I believe that the problem comes from the model itself or llama.cpp. That shouldn't be a problem from wllama.

In anyway, I'll update to latest upstream source code today to see if it's fixed.

flatsiedatsie commented 1 month ago

I continued testing, and it's happening with all the .gguf models now.

When I uncomment model_settings['cache_type_k'] = 'q4_0'; everything works again.

E.g. https://huggingface.co/TheBloke/rocket-3B-GGUF/resolve/main/rocket-3b.Q5_K_M.gguf https://huggingface.co/afrideva/Nous-Capybara-3B-V1.9-GGUF/resolve/main/nous-capybara-3b-v1.9.q5_k_m.gguf

flatsiedatsie commented 1 month ago

I was wondering if it had to do with the .gguf models not being quantized in Q4 themselves.

With cache_type_k set to q4_0 the minuscule qwen does load. https://huggingface.co/Qwen/Qwen1.5-0.5B-Chat-GGUF/resolve/main/qwen1_5-0_5b-chat-q4_0.gguf

Hmm, NeuralReyna, which is chunked, also loads. It's also natively Q4.

flatsiedatsie commented 1 month ago

Did another test. Chunked a Q4 version of Phi 3 128K (2.18Gb) into 9 chunks, and it loads an runs OK with the Q4 cache type enabled.

ngxson commented 1 month ago

Yeah I heard a while a go on llama.cpp that cache type Q4 does not play very nice with phi models. Since quantize cache is an experimental thing on llama.cpp, we may expect it to fail on some models.

flatsiedatsie commented 1 month ago

Well, here it's the opposite :-D The Phi models do work.

Since quantize cache is an experimental thing on llama.cpp, we may expect it to fail on some models.

Aha! I didn't know that. Thank you.

I'm going to test a bit more, and see if the issue can be solved by chunking those Q5 models.

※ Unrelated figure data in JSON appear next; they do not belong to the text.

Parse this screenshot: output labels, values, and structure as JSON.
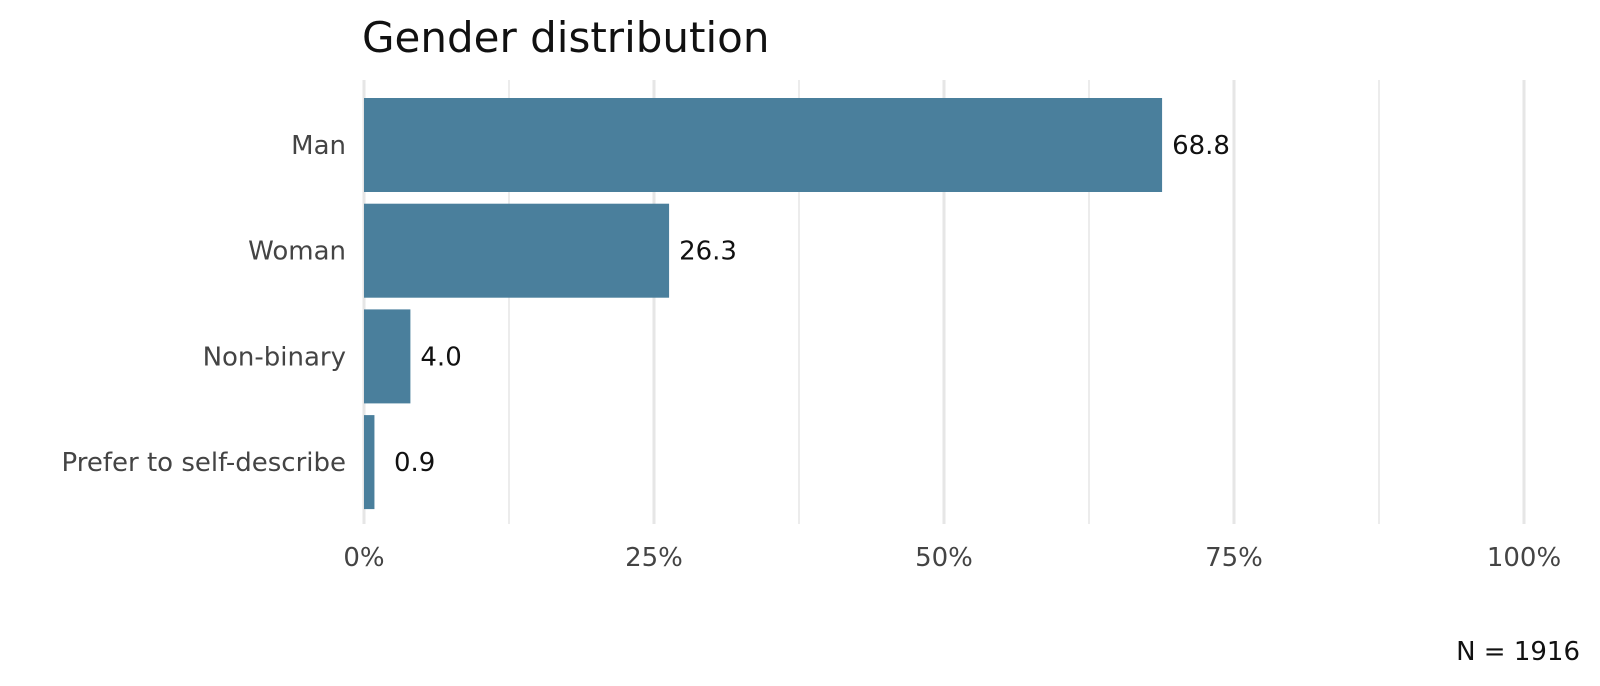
{
  "chart_data": {
    "type": "bar",
    "orientation": "horizontal",
    "title": "Gender distribution",
    "categories": [
      "Man",
      "Woman",
      "Non-binary",
      "Prefer to self-describe"
    ],
    "values": [
      68.8,
      26.3,
      4.0,
      0.9
    ],
    "value_labels": [
      "68.8",
      "26.3",
      "4.0",
      "0.9"
    ],
    "x_ticks": [
      0,
      25,
      50,
      75,
      100
    ],
    "x_tick_labels": [
      "0%",
      "25%",
      "50%",
      "75%",
      "100%"
    ],
    "xlim": [
      0,
      100
    ],
    "grid": true,
    "caption": "N = 1916",
    "bar_color": "#4a7f9c",
    "grid_color": "#e6e6e6"
  }
}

If not, then I'll create a setting to simply not use cache_type_k on those deviants.

I'll also try to confirm if it has to do with models being quantized to Q3 / Q5 instead of Q4.

flatsiedatsie commented 1 month ago

Tested Rocket 3B Q4 quant, but that also crashed. So it doesn't seem related to models being Q4 themselves.

flatsiedatsie commented 1 month ago

I can only conclude that, as you say, for some models it just randomly doesn't work.

I'll create a variable in my code that enables or disables cache_type_k as needed.